Fig. 3: TRIM25 interacts and ubiquitinates Keap1.

a Identification potential substrates of TRIM25 related to ER stress by liquid chromatography-tandem mass spectrometry. b The Keap1 peptides identified through mass spectrometry are shown. c, d Co-immunoprecipitation (co-IP) assay analyzes the interaction of endogenous TRIM25 and Keap1 in HCT116 (c) and Huh7 (d) cells, treated with or without TG (1 μM) for 12 h. e In vitro GST pulldown assay analysis of the interaction of TRIM25 (F-TRIM25).
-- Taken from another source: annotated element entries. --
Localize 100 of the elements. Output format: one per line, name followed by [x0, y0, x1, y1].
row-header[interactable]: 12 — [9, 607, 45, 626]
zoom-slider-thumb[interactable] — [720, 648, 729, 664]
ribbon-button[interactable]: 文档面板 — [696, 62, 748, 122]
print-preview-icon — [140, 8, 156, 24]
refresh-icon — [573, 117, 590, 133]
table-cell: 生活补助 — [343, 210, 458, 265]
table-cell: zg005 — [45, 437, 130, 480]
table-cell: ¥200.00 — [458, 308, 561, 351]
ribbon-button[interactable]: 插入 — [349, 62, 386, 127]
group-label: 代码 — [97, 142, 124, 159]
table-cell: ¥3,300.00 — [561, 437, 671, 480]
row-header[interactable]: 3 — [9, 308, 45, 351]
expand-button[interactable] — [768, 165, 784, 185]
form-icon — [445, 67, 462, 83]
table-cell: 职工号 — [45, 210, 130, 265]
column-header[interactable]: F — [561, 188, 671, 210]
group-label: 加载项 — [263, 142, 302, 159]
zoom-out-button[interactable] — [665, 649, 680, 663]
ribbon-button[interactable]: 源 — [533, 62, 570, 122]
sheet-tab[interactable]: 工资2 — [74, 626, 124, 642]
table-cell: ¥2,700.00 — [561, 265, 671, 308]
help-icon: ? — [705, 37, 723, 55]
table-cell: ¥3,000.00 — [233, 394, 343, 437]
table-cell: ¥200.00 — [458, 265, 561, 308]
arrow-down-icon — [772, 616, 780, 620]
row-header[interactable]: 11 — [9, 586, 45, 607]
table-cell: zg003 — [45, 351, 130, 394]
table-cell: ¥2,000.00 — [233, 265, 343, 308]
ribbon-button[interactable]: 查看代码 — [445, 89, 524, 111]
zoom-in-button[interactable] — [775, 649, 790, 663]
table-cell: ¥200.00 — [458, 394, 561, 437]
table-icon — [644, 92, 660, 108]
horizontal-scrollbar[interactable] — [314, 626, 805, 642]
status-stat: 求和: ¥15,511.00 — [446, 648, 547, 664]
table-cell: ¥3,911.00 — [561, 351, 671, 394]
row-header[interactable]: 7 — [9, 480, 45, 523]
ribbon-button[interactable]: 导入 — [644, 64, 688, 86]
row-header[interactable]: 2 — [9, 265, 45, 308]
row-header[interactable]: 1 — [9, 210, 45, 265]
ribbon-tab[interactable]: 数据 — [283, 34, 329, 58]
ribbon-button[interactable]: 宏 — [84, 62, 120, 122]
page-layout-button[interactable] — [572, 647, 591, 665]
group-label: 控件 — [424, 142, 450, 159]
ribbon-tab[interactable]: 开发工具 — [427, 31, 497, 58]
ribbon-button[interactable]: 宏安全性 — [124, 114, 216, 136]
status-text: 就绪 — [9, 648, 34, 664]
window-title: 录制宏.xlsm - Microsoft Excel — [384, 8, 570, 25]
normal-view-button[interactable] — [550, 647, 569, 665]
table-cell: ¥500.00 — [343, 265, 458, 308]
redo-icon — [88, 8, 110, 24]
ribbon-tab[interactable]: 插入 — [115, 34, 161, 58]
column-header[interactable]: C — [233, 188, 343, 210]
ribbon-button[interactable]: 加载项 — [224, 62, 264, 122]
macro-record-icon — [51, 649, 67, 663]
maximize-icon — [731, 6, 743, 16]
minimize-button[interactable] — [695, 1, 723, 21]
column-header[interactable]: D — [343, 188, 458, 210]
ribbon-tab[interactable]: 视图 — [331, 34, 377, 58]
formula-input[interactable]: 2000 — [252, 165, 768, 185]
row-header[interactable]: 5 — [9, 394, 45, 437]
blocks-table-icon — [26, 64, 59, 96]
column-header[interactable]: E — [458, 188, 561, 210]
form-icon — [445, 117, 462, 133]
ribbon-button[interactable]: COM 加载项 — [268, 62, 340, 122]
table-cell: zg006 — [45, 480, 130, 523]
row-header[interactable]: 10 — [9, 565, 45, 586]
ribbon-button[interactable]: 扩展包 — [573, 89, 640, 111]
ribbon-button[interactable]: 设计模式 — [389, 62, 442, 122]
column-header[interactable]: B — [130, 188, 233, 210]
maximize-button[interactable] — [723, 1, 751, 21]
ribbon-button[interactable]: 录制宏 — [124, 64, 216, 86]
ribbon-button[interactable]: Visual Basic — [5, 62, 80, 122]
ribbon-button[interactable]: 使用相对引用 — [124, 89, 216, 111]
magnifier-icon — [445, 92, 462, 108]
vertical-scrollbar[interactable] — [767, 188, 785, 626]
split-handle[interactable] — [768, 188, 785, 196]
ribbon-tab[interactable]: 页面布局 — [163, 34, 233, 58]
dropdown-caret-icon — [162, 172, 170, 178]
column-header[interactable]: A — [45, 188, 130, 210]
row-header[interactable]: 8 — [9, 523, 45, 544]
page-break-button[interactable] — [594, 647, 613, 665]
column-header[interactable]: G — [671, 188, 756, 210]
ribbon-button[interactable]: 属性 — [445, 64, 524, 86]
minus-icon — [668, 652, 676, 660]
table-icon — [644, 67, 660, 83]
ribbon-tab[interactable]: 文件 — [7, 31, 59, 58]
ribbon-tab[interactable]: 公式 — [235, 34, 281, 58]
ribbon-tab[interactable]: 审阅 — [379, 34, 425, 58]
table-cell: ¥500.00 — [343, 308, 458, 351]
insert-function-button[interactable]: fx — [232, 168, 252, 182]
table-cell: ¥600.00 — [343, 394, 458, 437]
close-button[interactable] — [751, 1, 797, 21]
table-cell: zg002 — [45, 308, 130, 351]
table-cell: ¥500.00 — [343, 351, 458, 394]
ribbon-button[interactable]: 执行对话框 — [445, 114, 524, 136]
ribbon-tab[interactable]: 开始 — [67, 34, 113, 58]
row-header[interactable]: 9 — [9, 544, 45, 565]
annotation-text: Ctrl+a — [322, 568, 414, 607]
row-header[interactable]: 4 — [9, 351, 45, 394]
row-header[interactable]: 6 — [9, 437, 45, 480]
Asterisks indicate the coomassie blue staining of GST and GST-Keap1. f, g HCT116 cells infected with shRNA lentivirus as indicated with treatment of TG (1 μM) for 6 h and then treated with CHX. Representative western blot (f) and the corresponding quantified graph (g) are shown. h, i Western blot analysis the level of Keap1 in HCT116 cells treated with or without TG (1 μM) for 12 h (h), and the above cells treated with TG (1 μM) simultaneously with MG132 (4 μM) or CQ (50 μM) for 12 h (i). j The RING zinc-finger (R), B-Box, coiled-coil (CC) and PRY/SPRY (PS) domain of TRIM25 are indicated. k Huh7 cells overexpressing full-length and TRIM25 truncates were immunoprecipitated with the indicated antibody. l TRIM25 and its mutant (TRIM25-2EA), the conserved Glu9 and Glu10 were mutated to Ala. m, n HCT116 cells overexpressing the indicated constructs with treatment of TG (1 μM) for 6 h. Representative western blot (m) and the corresponding quantified graph (n) are shown. o HCT116 cells transfected with the plasmids as indicated and treated with TG (1 μM) for 12 h. Immunoblot analysis of the cell lysates and Keap1-IP with the indicated antibodies. p The broad-complex, tramtrack and bric a brac (BTB) domain, intervening region (IVR) and the double glycine repeat (DGR) or Kelch repeat of KEAP1 were indicated. q, r Huh7 cells were transfected with the indicated plasmids. Immunoblot analysis of the HA-IP and cell lysates (q), and the ubiquitination of wide-type and Keap1mutaions with the indicated antibodies (r). For g and n, data represent the mean ± SEM (n = 3). Statistical significance was assessed using two-tailed Student’s t-tests. n.s. not significant.